For the most part, though, it’s a completely different animal. And any holes in your system mapping, gaps in your data, oversights in security, or clunky testing processes will be magnified when you migrate.
Because this new system is designed to lean more on automation and enable more customer self-service, seemingly minor flaws can quickly cause serious problems. If you don’t carefully test the final product before you unveil it to your customers, you could be in for a rough start.
In fact, many contact centres find that poor execution on the front end leads to serious delays, budget overages, and curtailing or even abandoning the project.
McKinsey and Company reports that 75% of cloud migration projects go over budget, and 38% run behind schedule. Our own experience shows that migration can easily fall nine to 12 months behind due to poor planning.
The Proof Is in the Pudding
The best remedy for these problems is thorough, continuous testing throughout the process of migration. When they’re trying a new recipe, a good chef tastes continuously while adding ingredients.
A pinch of salt. Taste. A hint of seasoning. Taste. Simmer it a little longer. Taste. They’re not relying on what they imagine the dish to taste like; they’re checking to make sure the reality lives up to their expectations.
The testing process during cloud migration should be similar. As you move pieces of your system over to this new infrastructure, how well do they fit? When you develop new components, how do they affect what’s already in place?
It should be a continuous process that involves both the IT and QA teams to ensure that you catch small glitches and address them before they become big problems.
The idea is that everyone involved in the migration process should be thinking like a master chef. With each tweak of the ingredients, they run a “taste-test” to make sure everything is on the right track.
It’s much easier to make small changes to the recipe along the way than it is to fix a dish that tastes terrible when it’s done. Similarly, if you launch your cloud IVR to the public and then discover a host of issues, you’re going to have a much larger issue to address.
On the other hand, if you launch your cloud IVR after you’ve already tested the recipe, you can relax as your customers enjoy the experience.
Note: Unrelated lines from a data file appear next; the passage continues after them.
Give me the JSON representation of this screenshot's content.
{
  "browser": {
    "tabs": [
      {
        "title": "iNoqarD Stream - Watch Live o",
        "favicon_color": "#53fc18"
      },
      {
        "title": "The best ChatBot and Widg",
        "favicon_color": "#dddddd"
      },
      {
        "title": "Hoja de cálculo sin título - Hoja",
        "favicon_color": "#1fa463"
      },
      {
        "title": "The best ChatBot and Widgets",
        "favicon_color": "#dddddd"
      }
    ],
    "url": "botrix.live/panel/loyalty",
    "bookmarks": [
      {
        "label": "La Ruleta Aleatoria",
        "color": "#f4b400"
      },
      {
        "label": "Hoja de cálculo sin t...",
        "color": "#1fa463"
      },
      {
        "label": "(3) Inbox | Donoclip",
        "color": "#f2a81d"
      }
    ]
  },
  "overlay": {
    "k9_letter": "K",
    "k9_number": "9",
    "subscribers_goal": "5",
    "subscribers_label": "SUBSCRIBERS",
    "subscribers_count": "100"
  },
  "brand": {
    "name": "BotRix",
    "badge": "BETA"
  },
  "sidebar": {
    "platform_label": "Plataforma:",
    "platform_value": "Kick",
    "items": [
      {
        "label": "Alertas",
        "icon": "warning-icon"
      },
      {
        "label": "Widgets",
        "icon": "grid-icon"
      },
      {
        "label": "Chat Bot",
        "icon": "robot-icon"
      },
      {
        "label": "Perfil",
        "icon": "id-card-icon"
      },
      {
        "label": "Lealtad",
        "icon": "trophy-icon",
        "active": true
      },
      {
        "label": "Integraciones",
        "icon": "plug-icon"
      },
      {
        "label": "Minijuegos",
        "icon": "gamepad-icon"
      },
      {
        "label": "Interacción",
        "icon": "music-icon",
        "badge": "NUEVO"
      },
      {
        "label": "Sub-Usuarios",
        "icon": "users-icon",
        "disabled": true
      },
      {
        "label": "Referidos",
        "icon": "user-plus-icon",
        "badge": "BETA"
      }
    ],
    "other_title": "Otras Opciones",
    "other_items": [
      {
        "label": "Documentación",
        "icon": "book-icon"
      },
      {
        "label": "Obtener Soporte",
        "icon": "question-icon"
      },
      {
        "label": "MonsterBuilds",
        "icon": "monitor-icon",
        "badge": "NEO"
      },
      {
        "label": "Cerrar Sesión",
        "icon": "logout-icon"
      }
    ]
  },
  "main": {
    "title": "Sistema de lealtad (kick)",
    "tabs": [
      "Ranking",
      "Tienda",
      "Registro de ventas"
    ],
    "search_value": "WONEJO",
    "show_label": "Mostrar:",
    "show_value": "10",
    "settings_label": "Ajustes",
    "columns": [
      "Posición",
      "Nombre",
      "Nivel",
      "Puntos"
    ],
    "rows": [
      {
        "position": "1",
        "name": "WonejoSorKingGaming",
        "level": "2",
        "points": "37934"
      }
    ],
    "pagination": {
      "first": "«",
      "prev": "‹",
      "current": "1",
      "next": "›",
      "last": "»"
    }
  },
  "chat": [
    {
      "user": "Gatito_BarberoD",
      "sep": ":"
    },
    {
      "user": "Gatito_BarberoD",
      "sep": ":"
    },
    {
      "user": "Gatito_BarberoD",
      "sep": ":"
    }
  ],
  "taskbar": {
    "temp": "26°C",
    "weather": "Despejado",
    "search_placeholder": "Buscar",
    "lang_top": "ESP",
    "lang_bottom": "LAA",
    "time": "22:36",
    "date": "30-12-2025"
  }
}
When done correctly, a seamless cloud IVR should mean more customers get their issues resolved and fewer calls get dropped — and you do it without the need for as many agents to put out fires.
Ultimately, when it comes to your cloud migration, launch day will reveal whether you’ve truly put in the effort up front. Or, as they say, the proof is in the pudding.
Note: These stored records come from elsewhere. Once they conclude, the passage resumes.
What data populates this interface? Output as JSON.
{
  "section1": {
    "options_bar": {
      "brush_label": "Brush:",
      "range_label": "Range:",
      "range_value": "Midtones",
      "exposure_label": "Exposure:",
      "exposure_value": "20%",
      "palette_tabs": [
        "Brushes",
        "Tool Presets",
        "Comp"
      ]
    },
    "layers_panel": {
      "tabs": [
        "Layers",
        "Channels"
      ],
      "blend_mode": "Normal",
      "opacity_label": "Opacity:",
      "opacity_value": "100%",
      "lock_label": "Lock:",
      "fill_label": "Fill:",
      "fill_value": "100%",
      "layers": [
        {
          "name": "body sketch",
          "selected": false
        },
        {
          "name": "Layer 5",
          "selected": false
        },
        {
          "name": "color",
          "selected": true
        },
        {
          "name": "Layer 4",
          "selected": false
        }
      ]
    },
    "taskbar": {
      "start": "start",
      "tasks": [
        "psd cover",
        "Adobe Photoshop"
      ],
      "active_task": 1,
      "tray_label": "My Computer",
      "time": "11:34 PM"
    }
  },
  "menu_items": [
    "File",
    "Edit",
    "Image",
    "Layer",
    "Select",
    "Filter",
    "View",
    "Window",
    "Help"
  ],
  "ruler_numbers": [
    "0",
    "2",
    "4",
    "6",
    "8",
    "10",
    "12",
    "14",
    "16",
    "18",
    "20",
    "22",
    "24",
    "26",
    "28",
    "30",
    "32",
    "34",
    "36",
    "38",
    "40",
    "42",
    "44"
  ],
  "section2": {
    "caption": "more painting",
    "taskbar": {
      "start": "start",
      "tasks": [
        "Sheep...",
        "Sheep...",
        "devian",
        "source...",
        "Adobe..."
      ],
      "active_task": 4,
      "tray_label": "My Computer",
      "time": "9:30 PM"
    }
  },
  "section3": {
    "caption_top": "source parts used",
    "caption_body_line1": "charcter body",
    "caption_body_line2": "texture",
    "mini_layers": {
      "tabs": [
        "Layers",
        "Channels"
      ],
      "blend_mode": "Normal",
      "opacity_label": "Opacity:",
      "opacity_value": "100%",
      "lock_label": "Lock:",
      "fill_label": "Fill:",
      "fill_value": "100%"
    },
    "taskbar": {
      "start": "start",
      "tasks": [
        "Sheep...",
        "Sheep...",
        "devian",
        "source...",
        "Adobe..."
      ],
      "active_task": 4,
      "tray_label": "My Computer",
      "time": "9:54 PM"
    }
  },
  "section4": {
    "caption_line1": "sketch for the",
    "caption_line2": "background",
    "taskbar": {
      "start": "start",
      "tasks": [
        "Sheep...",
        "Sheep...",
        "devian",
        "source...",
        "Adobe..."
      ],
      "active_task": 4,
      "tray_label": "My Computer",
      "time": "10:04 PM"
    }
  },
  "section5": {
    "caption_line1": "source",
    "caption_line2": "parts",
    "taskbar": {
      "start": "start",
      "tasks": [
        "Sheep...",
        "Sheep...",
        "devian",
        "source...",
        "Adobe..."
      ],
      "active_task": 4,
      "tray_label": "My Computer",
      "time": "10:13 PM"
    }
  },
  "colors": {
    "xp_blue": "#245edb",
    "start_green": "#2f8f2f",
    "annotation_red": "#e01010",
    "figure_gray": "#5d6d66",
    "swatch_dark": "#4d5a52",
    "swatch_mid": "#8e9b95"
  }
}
The Best Chefs Are Never Done Taste-Testing
Launching your cloud-based contact centre is only the beginning, though. And, here again, it helps to think like a chef.
The best chefs never stop taste-testing. Suppliers change, and the ingredients may taste a little different this month than they did last month.
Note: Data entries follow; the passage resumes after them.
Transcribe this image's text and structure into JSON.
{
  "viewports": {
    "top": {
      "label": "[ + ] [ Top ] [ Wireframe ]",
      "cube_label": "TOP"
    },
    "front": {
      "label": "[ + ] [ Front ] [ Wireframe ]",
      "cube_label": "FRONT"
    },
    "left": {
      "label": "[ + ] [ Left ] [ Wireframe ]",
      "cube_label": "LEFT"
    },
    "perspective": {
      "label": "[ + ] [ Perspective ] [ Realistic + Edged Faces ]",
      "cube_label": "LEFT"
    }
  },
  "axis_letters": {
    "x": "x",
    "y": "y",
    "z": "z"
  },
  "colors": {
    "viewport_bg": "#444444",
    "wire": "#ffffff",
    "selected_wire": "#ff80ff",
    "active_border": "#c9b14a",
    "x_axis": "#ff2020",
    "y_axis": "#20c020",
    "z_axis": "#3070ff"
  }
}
Ingredients go out of season. So, they tweak and test. It’s much the same in a call centre. As you launch new updates or expand your customer base, you need to be sure everything is still working.
In reality, keeping your cloud call centre running smoothly requires constant vigilance. Not only are you working with updates to your own call scripts or IVR maps, but you’re also working with the CCaaS provider or other third-party integrations.
You’re dealing with your own network and the networks of various partners. If an issue arises, how will you pinpoint its origin?
These possibilities make it critical that you have a plan not only for upfront testing but continuous, automated testing that goes well beyond those early stages. When issues occur, your customers shouldn’t be the ones to do the taste-testing for you.
Continuous monitoring, along with automated functional and regression testing, will ensure you’re only serving them the best dish possible.
Unlike a master chef, though, this continuous testing process doesn’t need to rely solely on you and your team of manual testers.
With a platform you can automate everything and expand your testing capacity far beyond what you can do on your own. This ensures you can continuously test and monitor your whole system so you’re always providing a flawless CX.